A 2016 working paper explores the well-tread topic on income inequality, but with proper adjustments. These include:
- Remove non-deductible losses before 1987
- Include tax-exempt interest
- Remove filers younger than 20 years old and remaining dependent filers
- Remove non-resident filers
- Correct number and income of non-filers
- Correct for income sources
- Include C corporation retained earnings
- Include C corporation taxes
- Include employer payroll taxes
- Include employer provided health insurance
- Measure income group sizes using the number of adults
- Include Social Security benefits
- Include unemployment insurance benefits
- Include other cash transfers
- Include Medicare
- Include other non-cash transfers
When all is said and done, the researchers conclude,
Using unadjusted tax-based measures, Piketty and Saez (2003 and updates) estimate that between 1960 and 2013 top one percent pre-tax income shares increased by 10.0 percentage points.

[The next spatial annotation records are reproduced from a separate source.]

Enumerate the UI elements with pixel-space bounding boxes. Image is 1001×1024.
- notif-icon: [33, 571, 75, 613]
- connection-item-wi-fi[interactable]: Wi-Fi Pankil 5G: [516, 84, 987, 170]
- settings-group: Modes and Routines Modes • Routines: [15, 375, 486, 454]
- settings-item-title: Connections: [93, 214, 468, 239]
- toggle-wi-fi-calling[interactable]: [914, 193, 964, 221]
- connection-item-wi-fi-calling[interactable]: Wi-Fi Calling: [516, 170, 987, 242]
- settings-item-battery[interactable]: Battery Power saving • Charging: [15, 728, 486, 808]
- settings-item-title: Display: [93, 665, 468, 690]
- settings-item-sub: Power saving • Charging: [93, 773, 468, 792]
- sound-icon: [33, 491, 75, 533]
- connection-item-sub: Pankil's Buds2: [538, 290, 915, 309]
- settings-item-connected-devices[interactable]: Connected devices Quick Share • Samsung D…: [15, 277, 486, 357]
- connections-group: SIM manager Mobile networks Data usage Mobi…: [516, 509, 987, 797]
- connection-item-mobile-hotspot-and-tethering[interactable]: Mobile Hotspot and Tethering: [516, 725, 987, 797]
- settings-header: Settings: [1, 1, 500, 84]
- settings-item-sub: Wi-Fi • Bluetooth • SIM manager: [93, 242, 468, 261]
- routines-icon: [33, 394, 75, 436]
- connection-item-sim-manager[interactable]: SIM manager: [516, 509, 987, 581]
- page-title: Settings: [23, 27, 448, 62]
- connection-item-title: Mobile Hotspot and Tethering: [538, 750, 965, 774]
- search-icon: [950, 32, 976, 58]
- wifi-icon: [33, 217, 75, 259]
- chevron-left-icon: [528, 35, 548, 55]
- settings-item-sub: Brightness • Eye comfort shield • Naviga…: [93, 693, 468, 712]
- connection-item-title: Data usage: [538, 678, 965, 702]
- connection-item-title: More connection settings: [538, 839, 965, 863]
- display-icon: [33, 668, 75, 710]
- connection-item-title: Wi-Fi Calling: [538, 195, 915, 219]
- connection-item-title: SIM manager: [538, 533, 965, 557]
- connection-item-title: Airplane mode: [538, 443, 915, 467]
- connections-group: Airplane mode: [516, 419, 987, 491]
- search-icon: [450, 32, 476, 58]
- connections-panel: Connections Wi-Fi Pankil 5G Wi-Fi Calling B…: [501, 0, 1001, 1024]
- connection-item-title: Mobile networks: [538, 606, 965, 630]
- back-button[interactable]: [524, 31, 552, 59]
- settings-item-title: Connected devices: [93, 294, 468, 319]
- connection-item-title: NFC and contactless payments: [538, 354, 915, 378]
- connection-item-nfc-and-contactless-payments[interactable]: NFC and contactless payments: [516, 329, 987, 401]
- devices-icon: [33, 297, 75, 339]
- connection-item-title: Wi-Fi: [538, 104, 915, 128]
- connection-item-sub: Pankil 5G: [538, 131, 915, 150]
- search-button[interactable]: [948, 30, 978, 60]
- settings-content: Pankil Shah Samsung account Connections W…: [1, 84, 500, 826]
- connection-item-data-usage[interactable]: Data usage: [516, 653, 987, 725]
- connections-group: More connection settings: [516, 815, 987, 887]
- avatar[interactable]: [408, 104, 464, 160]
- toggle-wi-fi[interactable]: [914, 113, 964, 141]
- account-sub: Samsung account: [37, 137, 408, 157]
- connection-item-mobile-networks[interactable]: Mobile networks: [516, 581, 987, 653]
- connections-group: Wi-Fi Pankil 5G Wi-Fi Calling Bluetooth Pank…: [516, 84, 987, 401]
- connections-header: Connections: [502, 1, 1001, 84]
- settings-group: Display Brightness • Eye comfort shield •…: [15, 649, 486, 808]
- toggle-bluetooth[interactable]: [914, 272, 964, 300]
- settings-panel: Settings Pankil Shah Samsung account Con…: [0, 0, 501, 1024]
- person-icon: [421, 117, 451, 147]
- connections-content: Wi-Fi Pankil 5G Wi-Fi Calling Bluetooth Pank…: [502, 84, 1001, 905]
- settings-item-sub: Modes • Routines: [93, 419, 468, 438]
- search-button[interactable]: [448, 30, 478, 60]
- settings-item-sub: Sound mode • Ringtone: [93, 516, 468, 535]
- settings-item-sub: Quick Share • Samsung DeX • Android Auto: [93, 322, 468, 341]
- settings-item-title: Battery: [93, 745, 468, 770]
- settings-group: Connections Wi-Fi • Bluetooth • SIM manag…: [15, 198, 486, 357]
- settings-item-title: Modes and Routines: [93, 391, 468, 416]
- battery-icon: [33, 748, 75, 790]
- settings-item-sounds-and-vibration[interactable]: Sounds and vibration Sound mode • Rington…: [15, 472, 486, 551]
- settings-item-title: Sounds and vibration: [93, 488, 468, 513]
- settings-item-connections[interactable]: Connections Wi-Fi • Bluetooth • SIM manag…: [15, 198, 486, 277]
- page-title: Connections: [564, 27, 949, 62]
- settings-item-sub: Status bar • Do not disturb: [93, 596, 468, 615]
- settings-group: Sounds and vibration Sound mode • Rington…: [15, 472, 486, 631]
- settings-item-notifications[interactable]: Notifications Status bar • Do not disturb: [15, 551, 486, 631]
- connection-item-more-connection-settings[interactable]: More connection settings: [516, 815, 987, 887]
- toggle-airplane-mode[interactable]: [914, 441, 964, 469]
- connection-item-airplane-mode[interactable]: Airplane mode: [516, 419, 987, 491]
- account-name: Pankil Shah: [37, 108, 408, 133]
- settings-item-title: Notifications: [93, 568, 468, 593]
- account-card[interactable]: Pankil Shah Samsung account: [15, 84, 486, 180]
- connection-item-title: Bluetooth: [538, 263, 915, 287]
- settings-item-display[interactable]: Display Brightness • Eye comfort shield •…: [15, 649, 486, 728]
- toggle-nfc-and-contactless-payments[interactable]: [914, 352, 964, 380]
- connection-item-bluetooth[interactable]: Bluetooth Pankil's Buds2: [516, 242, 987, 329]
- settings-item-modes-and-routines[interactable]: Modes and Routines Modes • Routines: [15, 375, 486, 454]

Using a consistent market income measure results in an increase of only 2.8 percentage points. Using a broad income measure with government transfers results in an increase of only 0.8 percentage points. Compared to unadjusted top one percent income shares, broad income shares were about 4 percentage points larger in the 1960s due to the inclusion of corporate retained earnings and taxes. They were about 5 percentage points lower in recent decades due to controlling for lower marriage rates outside the top of the distribution and including employer provided health insurance and government transfers. These differences illustrate how unadjusted tax-based income measures can present a distorted picture of inequality, as income sources outside the individual tax system can strongly impact inequality trends (pg. 14).
2 thoughts on “Adjusted U.S. Income Inequality”
So . . . it’s bad, but not so bad as people imply it is?
More-or-less. I see Piketty and crew cited the most when it comes to analyzing inequality. If their figures aren’t properly adjusted, then our view of inequality will be off.